This week’s New Yorker features the harrowing ordeal of Mark Lyttle, a U.S. citizen with mental disabilities who was deported to Mexico. Lyttle was born in North Carolina and has psychiatric and cognitive disabilities. He was inexplicably referred to Immigration and Customs Enforcement (ICE) in 2008 after being misidentified as an undocumented immigrant from Mexico even though he had never been to Mexico, shared no Mexican heritage, and did not speak any Spanish. As the New Yorker article notes, “Lyttle is brown-skinned,” and “the vagaries of race and ethnicity obviously played a part” in causing him to be singled out for immigration enforcement.
ICE detained Lyttle for 51 days, despite substantial evidence that he is a U.S. citizen, and put him in removal proceedings, where he was forced to defend himself without ever having the assistance of a lawyer. Lyttle was ordered removed in December 2008, and forced to cross the Mexican border on foot with only $3 in his pocket. Lyttle endured 125 days wandering through Mexico, Honduras, Nicaragua, and Guatemala, sleeping in streets and shelters, and even being imprisoned in a Honduran jail, before he was finally referred to a U.S. consular officer in Guatemala who actually listened to his story. The officer obtained confirmation of Lyttle’s U.S. citizenship by calling one of his brothers who serves in the U.S. military. Only through the extensive efforts of Lyttle’s family and a lawyer was he finally able to return.
Lyttle’s tale is unfortunately far from unique. Although no exact numbers exist, ICE regularly detains and deports U.S. citizens without ever providing them with a lawyer. And the U.S. continues to run a system of detention and deportation that fails adequately to protect the rights of vulnerable individuals like Lyttle.
The New Yorker article by William Finnegan, “The Deportation Machine,” highlights many of the continuing systemic problems with ICE policies, including its use of the flawed Secure Communities program, the prevalence of racial profiling, and the lack of any right to appointed counsel for individuals in immigration court. This lack of counsel is particularly problematic for people such as Lyttle, who, because of their mental disabilities, may not understand the immigration proceeding enough to be able to represent themselves adequately.
Although Lyttle was eventually able to return home with the help of a lawyer, not all those who are wrongfully deported have access to the same resources. In Lyttle’s case, the government spent hundreds of thousands of dollars to detain him, prosecute his removal proceedings and litigate against his federal court case—brought by the ACLU Immigrants’ Rights Project, the ACLU of Georgia, the ACLU of North Carolina, and pro bono lawyers including the law firm of Troutman Sanders—and ultimately pay him monetary damages. However, the government has never admitted any wrongdoing, nor has it put in place procedures sufficient to ensure that this cannot happen to others.

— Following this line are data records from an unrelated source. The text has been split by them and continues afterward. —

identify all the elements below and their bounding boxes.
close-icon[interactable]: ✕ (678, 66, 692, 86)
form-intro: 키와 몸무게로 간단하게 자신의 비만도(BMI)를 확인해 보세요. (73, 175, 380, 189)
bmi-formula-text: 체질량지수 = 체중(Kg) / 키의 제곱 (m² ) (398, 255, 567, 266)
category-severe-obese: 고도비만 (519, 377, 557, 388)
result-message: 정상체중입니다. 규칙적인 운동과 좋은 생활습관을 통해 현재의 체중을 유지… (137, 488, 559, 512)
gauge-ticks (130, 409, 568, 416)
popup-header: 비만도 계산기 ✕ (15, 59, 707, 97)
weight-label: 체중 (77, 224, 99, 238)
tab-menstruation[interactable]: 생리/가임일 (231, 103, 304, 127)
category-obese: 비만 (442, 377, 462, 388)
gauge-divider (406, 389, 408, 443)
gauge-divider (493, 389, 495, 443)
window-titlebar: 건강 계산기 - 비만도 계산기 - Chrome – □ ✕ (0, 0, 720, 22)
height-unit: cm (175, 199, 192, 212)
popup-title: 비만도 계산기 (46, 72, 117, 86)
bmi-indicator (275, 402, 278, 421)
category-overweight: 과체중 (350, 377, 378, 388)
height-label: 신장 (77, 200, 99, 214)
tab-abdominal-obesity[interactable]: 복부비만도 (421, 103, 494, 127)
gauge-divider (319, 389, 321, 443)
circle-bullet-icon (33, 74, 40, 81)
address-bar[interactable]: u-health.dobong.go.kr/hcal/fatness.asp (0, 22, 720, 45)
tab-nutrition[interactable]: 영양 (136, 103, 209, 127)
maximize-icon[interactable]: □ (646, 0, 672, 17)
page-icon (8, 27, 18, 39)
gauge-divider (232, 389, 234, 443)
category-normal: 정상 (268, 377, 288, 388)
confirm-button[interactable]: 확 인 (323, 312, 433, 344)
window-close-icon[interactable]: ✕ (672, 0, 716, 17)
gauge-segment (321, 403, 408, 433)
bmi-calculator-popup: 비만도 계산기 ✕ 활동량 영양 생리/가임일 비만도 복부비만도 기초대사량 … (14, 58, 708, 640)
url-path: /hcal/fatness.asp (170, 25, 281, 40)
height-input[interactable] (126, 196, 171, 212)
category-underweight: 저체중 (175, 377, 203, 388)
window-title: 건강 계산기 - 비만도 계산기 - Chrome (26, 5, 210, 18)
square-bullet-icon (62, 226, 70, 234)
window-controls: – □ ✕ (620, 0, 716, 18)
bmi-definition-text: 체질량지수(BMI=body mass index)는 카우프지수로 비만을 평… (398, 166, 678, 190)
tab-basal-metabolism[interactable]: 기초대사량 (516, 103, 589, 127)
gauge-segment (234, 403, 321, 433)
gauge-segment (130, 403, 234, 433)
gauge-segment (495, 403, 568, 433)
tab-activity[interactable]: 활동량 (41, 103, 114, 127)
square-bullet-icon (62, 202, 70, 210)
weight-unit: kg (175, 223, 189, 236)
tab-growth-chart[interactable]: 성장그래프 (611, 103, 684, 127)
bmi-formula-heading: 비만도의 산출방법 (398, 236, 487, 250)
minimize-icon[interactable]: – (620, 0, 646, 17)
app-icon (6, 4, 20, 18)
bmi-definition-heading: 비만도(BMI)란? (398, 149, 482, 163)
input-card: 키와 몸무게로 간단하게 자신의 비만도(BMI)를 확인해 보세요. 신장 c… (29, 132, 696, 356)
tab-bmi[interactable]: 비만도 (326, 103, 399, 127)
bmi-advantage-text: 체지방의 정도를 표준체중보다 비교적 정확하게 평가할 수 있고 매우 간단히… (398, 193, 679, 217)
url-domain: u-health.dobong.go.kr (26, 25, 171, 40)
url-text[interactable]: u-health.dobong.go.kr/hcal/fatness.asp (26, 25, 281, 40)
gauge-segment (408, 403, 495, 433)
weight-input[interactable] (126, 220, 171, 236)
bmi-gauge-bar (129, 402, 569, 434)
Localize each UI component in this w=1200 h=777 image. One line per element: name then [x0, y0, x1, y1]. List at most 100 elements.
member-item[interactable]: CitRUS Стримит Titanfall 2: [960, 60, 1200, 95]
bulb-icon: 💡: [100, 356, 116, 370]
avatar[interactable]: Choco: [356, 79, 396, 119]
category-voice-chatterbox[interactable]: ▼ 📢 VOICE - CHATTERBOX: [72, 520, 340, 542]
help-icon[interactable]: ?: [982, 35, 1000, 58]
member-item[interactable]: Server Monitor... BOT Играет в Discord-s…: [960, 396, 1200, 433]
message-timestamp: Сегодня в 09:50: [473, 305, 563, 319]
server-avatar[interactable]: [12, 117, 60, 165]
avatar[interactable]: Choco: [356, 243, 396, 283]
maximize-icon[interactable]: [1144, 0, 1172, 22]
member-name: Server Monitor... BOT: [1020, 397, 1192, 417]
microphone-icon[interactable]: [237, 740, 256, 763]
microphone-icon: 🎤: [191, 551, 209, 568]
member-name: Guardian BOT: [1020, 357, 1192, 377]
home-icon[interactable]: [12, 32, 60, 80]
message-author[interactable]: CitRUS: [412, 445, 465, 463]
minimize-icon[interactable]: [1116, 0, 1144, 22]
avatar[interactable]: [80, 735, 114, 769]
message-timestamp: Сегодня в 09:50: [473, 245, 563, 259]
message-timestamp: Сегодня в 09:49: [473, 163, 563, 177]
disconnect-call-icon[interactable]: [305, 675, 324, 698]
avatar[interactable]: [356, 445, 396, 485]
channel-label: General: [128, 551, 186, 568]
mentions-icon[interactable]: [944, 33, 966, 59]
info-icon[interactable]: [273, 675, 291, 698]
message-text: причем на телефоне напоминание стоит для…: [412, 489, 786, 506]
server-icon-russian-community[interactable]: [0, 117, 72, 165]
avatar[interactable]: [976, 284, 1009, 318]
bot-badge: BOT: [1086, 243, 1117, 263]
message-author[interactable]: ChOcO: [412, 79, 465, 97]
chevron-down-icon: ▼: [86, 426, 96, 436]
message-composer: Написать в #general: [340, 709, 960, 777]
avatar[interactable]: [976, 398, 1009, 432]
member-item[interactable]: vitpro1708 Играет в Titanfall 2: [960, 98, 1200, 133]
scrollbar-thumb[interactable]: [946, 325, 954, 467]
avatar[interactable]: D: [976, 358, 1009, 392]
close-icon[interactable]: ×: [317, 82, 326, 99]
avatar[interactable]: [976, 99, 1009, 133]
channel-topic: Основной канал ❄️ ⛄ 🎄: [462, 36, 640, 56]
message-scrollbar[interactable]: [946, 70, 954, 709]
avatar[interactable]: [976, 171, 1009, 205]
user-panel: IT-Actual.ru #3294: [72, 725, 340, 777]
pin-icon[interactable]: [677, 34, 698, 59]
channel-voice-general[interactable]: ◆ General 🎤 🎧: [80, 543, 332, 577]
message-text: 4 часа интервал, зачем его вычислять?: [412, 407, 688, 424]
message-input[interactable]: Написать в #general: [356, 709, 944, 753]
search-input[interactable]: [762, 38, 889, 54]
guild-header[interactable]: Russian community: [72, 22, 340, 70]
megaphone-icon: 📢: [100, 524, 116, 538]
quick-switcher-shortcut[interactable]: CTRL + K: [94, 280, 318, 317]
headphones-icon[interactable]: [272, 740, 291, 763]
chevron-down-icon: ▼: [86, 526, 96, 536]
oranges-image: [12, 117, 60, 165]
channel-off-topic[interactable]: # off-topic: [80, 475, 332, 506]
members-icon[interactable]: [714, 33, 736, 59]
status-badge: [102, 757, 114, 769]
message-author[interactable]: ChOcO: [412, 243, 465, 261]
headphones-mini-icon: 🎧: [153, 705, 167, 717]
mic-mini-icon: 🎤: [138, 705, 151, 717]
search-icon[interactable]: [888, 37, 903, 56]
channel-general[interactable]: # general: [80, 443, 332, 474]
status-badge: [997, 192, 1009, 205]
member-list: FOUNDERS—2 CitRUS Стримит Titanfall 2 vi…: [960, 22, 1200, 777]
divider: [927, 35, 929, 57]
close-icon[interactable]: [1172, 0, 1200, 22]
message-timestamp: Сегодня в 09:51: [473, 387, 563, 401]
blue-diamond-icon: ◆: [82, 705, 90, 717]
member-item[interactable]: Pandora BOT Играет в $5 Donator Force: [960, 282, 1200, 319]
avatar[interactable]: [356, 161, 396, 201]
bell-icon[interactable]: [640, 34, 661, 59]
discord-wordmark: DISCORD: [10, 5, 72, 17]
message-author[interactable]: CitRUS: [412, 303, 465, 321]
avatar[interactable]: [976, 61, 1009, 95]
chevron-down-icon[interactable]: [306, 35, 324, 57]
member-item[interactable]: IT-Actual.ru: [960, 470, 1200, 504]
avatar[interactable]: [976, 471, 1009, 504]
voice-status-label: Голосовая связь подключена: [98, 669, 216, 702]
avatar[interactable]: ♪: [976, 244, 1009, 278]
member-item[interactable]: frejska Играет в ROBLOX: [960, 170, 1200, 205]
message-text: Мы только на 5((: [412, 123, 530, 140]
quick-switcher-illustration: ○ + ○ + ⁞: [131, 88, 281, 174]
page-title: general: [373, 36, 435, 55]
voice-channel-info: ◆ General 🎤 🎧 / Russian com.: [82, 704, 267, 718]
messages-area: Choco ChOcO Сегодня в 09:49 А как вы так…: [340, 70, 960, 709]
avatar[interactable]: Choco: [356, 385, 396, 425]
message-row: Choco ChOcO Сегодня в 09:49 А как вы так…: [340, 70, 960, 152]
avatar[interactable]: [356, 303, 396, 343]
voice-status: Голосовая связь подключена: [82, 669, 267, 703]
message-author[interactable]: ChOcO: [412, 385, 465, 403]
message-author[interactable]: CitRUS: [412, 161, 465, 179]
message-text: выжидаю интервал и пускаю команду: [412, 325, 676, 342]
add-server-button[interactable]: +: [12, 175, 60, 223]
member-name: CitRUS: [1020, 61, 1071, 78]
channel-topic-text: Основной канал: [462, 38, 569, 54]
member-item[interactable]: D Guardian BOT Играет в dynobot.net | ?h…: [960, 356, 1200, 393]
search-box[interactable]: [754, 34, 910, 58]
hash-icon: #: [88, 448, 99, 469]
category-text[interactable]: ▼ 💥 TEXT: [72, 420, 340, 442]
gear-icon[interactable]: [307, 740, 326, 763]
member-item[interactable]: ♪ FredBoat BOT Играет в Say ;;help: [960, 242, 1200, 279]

On Tuesday a federal district judge ordered the U.S. Immigration and Customs Enforcement, the Attorney General, and the Executive Office of Immigration Review to provide legal representation to immigrant detainees with mental disabilities who are facing deportation and who are unable to adequately represent themselves in immigration hearings. The ruling in the class-action lawsuit Franco-Gonzalez v. Holder is the first of its kind for immigrant detainees, who often languish in detention facilities for years without legal representation.
While a landmark victory, this ruling only applies to people in California, Arizona, and Washington. More is still need to protect the constitutional rights of those particularly vulnerable to mistakes caused by ICE’s aggressive enforcement tactics. As Mark Lyttle’s case demonstrates, the risk of wrongful detention and deportation is all too real for U.S. citizens and immigrants alike.